US student Amanda Knox flew out of Italy on Tuesday after being acquitted of murder and freed from prison in a climax to a four-year legal saga, as the victim’s family spoke of their disappointment. Knox left Rome’s Fiumicino airport on a flight for London and is then expected to make her way back to her hometown of Seattle, where there were scenes of jubilation among her supporters at the news of her release. The 24-year-old was seen with her parents looking exhausted in the VIP lounge of the airport, wearing a grey cardigan and carrying a black shoulder bag ahead of her flight which left at around midday.
“She told me she does not feel any resentment,” Corrado Maria Daclon from the Italy-USA Foundation which helped Knox during her detention and was at the airport seeing her off, told reporters. Knox was discharged from a jail near Perugia in central Italy on Monday after her conviction for killing her British housemate Meredith Kercher was overturned in a ruling that prompted an outpouring of emotion in court. But Kercher’s family said the verdict was “disappointing” because the truth of what really happened the night Kercher was killed on November 1, 2007 had been throw into doubt and the killer could still be “out there”.

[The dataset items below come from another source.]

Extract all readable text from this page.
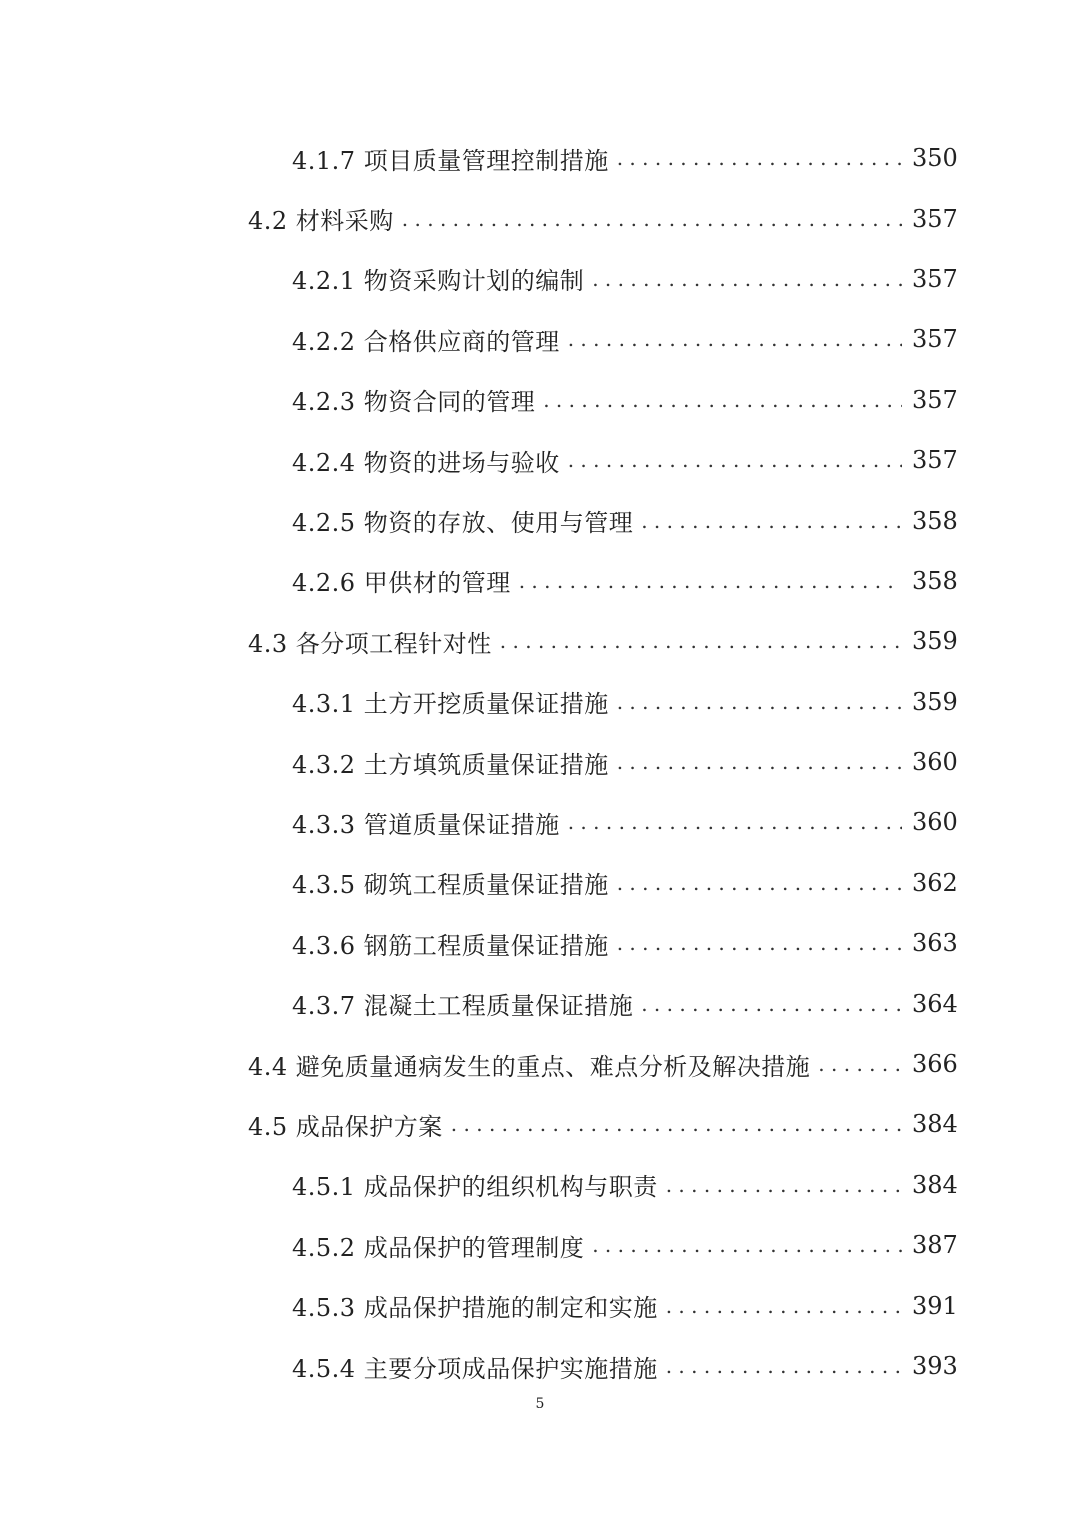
4.1.7 项目质量管理控制措施 . . .	350
4.2 材料采购 . . .	357
4.2.1 物资采购计划的编制 . . .	357
4.2.2 合格供应商的管理 . . .	357
4.2.3 物资合同的管理 . . .	357
4.2.4 物资的进场与验收 . . .	357
4.2.5 物资的存放、使用与管理 . . .	358
4.2.6 甲供材的管理 . . .	358
4.3 各分项工程针对性 . . .	359
4.3.1 土方开挖质量保证措施 . . .	359
4.3.2 土方填筑质量保证措施 . . .	360
4.3.3 管道质量保证措施 . . .	360
4.3.5 砌筑工程质量保证措施 . . .	362
4.3.6 钢筋工程质量保证措施 . . .	363
4.3.7 混凝土工程质量保证措施 . . .	364
4.4 避免质量通病发生的重点、难点分析及解决措施 . . .	366
4.5 成品保护方案 . . .	384
4.5.1 成品保护的组织机构与职责 . . .	384
4.5.2 成品保护的管理制度 . . .	387
4.5.3 成品保护措施的制定和实施 . . .	391
4.5.4 主要分项成品保护实施措施 . . .	393
5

“We’re back to square one. The search goes on to find out what really happened,” Kercher’s brother, Lyle, said at a press conference in Perugia.
British Prime Minister David Cameron said he felt sympathy for the family. “Of course I feel for Meredith Kercher’s family, because they previously had an explanation about what happened to their daughter and they don’t have that any more, and I think all of us should be thinking of them,” he said. Knox’s family meanwhile said they had been through an “ordeal” and a “nightmare” and requested some privacy for the 24-year-old, who had been studying in Perugia on a year abroad at the time of the murder.

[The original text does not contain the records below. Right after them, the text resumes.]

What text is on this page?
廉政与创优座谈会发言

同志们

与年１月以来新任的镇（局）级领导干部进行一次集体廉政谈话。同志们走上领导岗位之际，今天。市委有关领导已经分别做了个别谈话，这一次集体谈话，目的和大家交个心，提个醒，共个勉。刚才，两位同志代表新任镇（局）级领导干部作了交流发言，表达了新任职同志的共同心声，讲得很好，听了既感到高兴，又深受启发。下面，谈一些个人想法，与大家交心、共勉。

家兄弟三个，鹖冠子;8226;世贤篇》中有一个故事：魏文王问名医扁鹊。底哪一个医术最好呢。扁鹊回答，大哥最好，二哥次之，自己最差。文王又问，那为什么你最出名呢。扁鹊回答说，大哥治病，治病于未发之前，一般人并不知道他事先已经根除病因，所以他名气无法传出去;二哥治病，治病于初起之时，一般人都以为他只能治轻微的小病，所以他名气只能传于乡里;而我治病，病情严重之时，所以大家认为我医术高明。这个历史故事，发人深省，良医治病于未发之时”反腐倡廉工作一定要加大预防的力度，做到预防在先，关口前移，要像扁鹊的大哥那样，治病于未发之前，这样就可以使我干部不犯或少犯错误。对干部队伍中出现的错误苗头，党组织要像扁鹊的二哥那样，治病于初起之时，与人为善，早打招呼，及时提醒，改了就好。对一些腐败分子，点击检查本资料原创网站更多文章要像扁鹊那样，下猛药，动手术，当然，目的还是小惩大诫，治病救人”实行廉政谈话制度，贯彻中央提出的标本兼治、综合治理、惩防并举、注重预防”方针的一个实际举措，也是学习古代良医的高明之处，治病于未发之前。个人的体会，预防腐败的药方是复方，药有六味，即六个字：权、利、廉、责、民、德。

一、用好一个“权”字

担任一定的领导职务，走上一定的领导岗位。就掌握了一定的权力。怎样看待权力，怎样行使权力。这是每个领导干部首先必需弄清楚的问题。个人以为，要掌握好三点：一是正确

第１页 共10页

Knox’s former boyfriend Raffaele Sollecito, who was convicted on the same charges and appealed together with the US student, was also acquitted and released and was back in his home in Giovinazzo in southern Italy on Tuesday. Knox sobbed as the verdict was read out and the US State Department said it appreciated the “careful consideration” of the case by Italian courts. Knox was acquitted “for not committing the act,” judge Claudio Pratillo Hellmann said, reading out the ruling after 11 hours of jury deliberations. Outside the courtroom in Perugia an angry crowd of hundreds of local residents gathered and there were shouts of: “Shame! Shame!” and “Murderers!”
Although she was cleared of murder and sexual assault, Knox was found guilty of slander for incriminating the owner of a bar where she worked as a waitress in her first interrogation just days after the November 1, 2007 murder. She was sentenced to time already served and will have to pay compensation to the unjustly accused man, Patrick Lumumba, as well as his legal fees. Prosecutor Giuliano Mignini said he will petition against the ruling in Italy’s highest appeals court to “ensure justice is done.” Prosecutors had been asking for Knox’s and Sollecito’s sentences to be increased to life in prison.
The final appeal would probably have to be held in Italy in absentia as the US does not normally extradite its citizens abroad for prosecution. The 21-year-old Kercher was found in a pool of blood on the floor of her bedroom in the cottage she shared with Knox. Her body was covered in knife wounds and bruises and investigators found traces of a sexual assault.
At the original trial in 2009, Knox was sentenced to 26 years in prison and Sollecito to 25 years. A third person, Rudy Guede, was also convicted and is now serving a 16-year prison sentence after exhausting his appeals.
The prosecution and the Kercher family’s lawyer Francesco Maresca had argued during the appeal that Guede, a small-time drug dealer, could not have carried out the crime on his own, given the extent of the wounds on Kercher’s body. The verdict in Guede’s own appeal also said he could not have acted alone.
Italian newspapers on Tuesday argued that the acquittals were inevitable given the problems with the investigation that were highlighted in the appeal but there was still no convincing picture of what happened that night. The La Stampa said in an editorial: “It is unpleasant that the murder of a young woman remains in large part unexplained.”
“This is not a victory for justice. It’s an acquittal that leaves a bitter taste,” it said. Appeal verdicts that overturn the original case are relatively rare in Italy but Knox’s defence had the upper hand for much of the appeal, particularly after independent experts cast serious doubt on some crucial DNA evidence.